Mevcut turda daha iyi seçenekler vardı, ama daha da önemlisi, fazla seçeneği yoktu. Avros ve dört Engizisyoncu (şimdi iki kişi kalmıştı), Grand Master Isbeus olarak bilinen bu kadının etrafında toplanarak bir Canavar Köyü kurmuştu. Kimse onun nereden geldiğini bilmiyordu.
O günün erken saatlerinde Jake'in köyüne yapılan hedefli saldırı tesadüf değildi. Avros ve önceki İlk Tur'da elenenler aynı köye ışınlanmıştı. Bu yüzden Jake ve İlk Tur'dan sağ kurtulanların nerede yeniden ortaya çıkacaklarını başından beri biliyorlardı. Tek bilinmeyen şey, bunun ne zaman olacağıydı.
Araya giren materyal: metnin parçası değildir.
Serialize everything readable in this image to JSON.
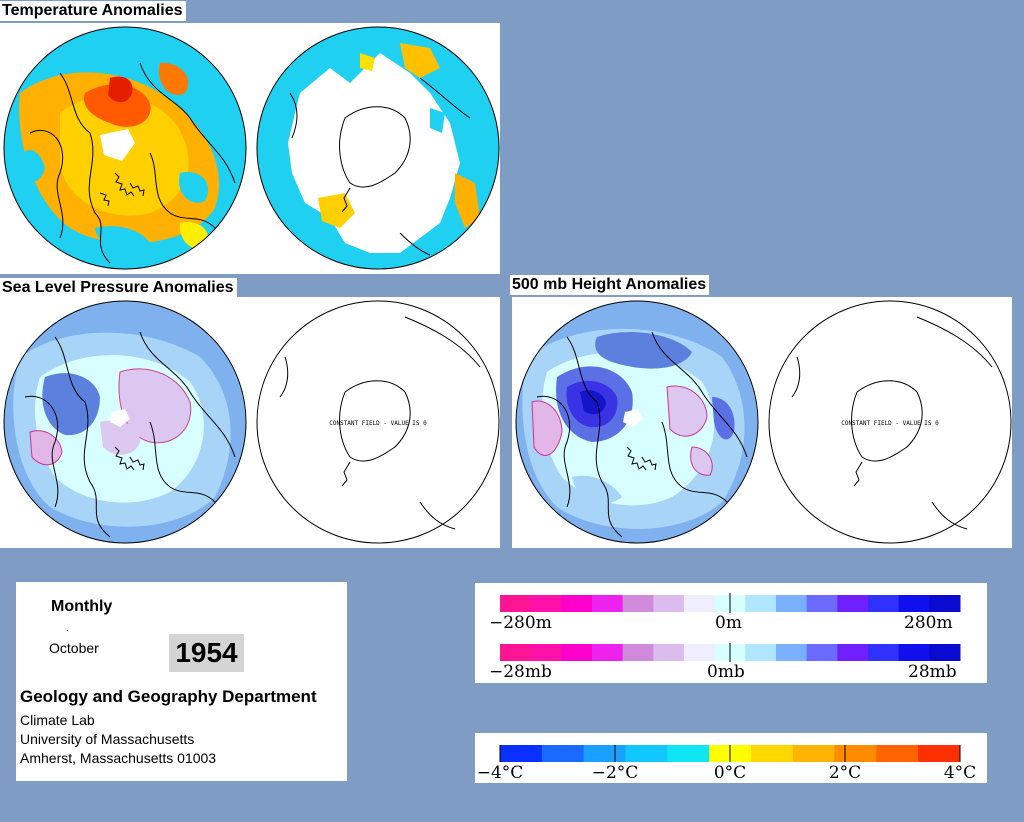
{
  "sections": {
    "temperature_title": "Temperature Anomalies",
    "slp_title": "Sea Level Pressure Anomalies",
    "height_title": "500 mb Height Anomalies"
  },
  "maps": {
    "constant_field_label": "CONSTANT FIELD - VALUE IS 0"
  },
  "info": {
    "period_type": "Monthly",
    "month": "October",
    "year": "1954",
    "department": "Geology and Geography Department",
    "lab": "Climate Lab",
    "university": "University of Massachusetts",
    "address": "Amherst, Massachusetts 01003"
  },
  "legends": {
    "height": {
      "min": "−280m",
      "mid": "0m",
      "max": "280m",
      "colors": [
        "#ff1493",
        "#ff10a8",
        "#ff00cc",
        "#ee22ee",
        "#d08adc",
        "#dcbbee",
        "#eeeeff",
        "#d7ffff",
        "#b0e6ff",
        "#7ab0ff",
        "#6a6aff",
        "#7020ff",
        "#3030ff",
        "#1010ee",
        "#0a0ad0"
      ]
    },
    "pressure": {
      "min": "−28mb",
      "mid": "0mb",
      "max": "28mb",
      "colors": [
        "#ff1493",
        "#ff10a8",
        "#ff00cc",
        "#ee22ee",
        "#d08adc",
        "#dcbbee",
        "#eeeeff",
        "#d7ffff",
        "#b0e6ff",
        "#7ab0ff",
        "#6a6aff",
        "#7020ff",
        "#3030ff",
        "#1010ee",
        "#0a0ad0"
      ]
    },
    "temperature": {
      "labels": [
        "−4°C",
        "−2°C",
        "0°C",
        "2°C",
        "4°C"
      ],
      "colors": [
        "#0a30ff",
        "#1a6aff",
        "#1aa0ff",
        "#10c8ff",
        "#10e6f2",
        "#ffff00",
        "#ffd800",
        "#ffb400",
        "#ff8c00",
        "#ff6400",
        "#ff3000"
      ]
    }
  },
  "colors": {
    "background": "#7f9cc4",
    "temp_warm": "#ff9900",
    "temp_hot": "#ee2200",
    "temp_cool": "#22ccee",
    "slp_low": "#5a7fd9",
    "slp_mid": "#b3d8f5",
    "slp_high": "#d9c9ee"
  }
}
Sonunda Jake ve diğerleri beklenenden daha uzun sürdü, ama bu onlara gelişmek için ihtiyaçları olan nefes alma süresini de verdi.
Ne yazık ki, Isbeus'un ortaya çıkması umutlarını suya düşürdü. Avros, Hephais ve Luc'tan oluşan üçlü, hiçbir şey yapamadan saniyeler içinde ezildi. Avros ve Luc, kendileri de canavarlar olduğu için yeni davayı gönülden benimsemişlerdi, ama Assassin için bunlar, varlığının en tehlikeli günleriydi.
Kendi ruhlarını terk eden diğer iki Oyuncu'nun aksine, Hephais Jake'in ortaya çıkıp taraf değiştirmesini bekliyordu. Böylece Jake ve Egaean Suikastçısı, Hephais'in sonraki tüm hedeflerinin Jake tarafından belirleneceğini belirten bir Sözleşme imzaladılar. Tek şart, Jake'in aklını kaçırması veya bir Canavara dönüşmesi durumunda Hephais'in sözleşmeyi reddetme ve hatta feshetme hakkını saklı tutmasıydı.
Şafak vakti, Jake ve diğerleri artık gizli davranmaya bile çalışmıyordu ve kaleyi bitirmek için kendilerini zorluyorlardı. Güçleriyle inşa ettikleri anıt, orijinal plana hiç benzemiyordu.
Planlardaki kale, büyüleyici, çıplak ve savunmasız bir bakireyse, yeni kale 3 metre boyunda, ağır zırhlı bir vücut geliştirmeci şövalye gibiydi. 20 metre kalınlığında taş duvarlarla sarılmış, bir metreküp hacimli tahta bir kulübeye benziyordu.
Dışarıdan bakıldığında, yeni kale her kenarı elli metre olan pürüzsüz ve homojen bir kaya küpü gibi görünüyordu. Tepesinden çıkıntı yapan birkaç sivri kule, etrafını çevreleyen hendek, büyük kapı ve asma köprü olmasaydı, buranın bir kale olduğunu tahmin etmek imkansız olurdu.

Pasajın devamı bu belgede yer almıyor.